Today was finally set aside to bottle. I started sanitizing equipment and thought, "Maybe I should check it first," since I had never waited that long to bottle. Lo and behold, it reeked of vinegar and was as tart as can be. It also had the stringy pellicle floating around on top.

I waited for about five minutes, trying to decide if it was worth making my first sour out of. Then I tasted it again, and down the drain it went. Too bad, because the flavor and aroma were nice before it went bad.
 
I'm trying to understand what practices lead to acetobacter infection (vinegar). I had a couple many years ago;; I sympathize with you.

Did you leave them in primary all the time, or rack to secondary? If you racked to secondary, how much headspace did you leave? If you racked to secondary, did you add any fermentables to the secondary?
 
Dom-- I think it was maybe lacto, but with being my first, I can only speak for what I have seen in other posts.

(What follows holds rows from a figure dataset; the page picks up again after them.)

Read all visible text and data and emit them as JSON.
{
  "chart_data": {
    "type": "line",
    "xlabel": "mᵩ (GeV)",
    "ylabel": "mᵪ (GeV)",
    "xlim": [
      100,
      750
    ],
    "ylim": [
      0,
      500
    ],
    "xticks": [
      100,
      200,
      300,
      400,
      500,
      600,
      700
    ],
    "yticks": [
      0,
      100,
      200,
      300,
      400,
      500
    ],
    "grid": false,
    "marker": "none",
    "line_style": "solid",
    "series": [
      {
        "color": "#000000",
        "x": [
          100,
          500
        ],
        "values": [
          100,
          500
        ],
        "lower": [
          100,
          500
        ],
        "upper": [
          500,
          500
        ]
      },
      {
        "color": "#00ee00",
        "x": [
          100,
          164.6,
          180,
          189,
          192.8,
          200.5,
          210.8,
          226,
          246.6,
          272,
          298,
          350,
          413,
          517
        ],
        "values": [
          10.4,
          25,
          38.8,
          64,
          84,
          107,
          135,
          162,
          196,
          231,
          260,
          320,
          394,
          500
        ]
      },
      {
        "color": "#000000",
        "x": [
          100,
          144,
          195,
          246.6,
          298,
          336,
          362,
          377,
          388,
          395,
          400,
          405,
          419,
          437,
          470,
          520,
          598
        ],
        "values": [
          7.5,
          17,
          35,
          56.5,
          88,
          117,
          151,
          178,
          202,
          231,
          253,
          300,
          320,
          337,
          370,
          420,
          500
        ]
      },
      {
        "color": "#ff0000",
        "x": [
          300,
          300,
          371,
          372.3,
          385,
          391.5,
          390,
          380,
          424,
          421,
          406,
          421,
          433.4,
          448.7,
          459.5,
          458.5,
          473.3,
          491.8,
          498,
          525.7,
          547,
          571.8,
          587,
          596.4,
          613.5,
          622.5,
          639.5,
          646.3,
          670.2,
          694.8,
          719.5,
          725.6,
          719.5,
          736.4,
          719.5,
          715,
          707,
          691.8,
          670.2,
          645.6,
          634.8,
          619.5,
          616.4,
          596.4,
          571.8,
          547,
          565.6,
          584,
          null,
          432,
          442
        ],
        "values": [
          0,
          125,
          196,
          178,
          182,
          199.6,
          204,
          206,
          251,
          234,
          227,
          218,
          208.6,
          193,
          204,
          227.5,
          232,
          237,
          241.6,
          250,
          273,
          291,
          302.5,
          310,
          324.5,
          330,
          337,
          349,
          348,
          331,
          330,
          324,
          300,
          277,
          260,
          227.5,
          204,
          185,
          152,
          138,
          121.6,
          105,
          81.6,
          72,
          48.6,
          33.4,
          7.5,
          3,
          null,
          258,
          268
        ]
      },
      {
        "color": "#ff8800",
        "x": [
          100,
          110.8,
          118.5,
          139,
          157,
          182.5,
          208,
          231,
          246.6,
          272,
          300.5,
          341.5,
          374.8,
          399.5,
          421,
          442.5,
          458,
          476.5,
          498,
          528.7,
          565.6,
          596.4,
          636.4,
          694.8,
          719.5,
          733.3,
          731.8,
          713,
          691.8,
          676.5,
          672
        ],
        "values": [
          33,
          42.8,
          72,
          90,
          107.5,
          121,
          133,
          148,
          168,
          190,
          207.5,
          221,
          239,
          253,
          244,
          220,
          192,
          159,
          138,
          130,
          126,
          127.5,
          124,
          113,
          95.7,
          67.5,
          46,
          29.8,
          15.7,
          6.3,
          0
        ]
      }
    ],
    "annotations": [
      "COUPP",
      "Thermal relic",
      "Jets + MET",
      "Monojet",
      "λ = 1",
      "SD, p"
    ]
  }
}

Of course, I didn't get a pic before I dumped it.

Flars-- I think it was even too tart for a cooking addition (I do like to use my homebrew in beer batter).

Calder-- It was in primary the whole time, and I only opened it three times to check gravity. It was all the same equipment (thief, hydro, etc) that I used in the other beers, so I was pretty surprised to see this one infected and the others not. I added nothing to this one after the boil.

Oh well. 1 infection in roughly 40 fermentations is a pretty good ratio for someone who started with zero knowledge or background.

Maybe now I will scratch the sour itch and try one intentionally. :)
 
I feel ya! Had to dump a batch of blonde ale after finding it infected. I found the lid unseated after ten days and re sealed it for ten more. It didn't pan out though[emoji20]
 
You are opening your bucket way too much! I learned my lesson the hard way early on. After a while, you'll know how long beers take to finish, and just check your FG in the bottling bucket.
 
You are opening your bucket way too much! I learned my lesson the hard way early on. After a while, you'll know how long beers take to finish, and just check your FG in the bottling bucket.

Wait three weeks and while racking to bottle bucket check fg and bottle. Or trash the hydrometer and wait three weeks bottle wait two and devour.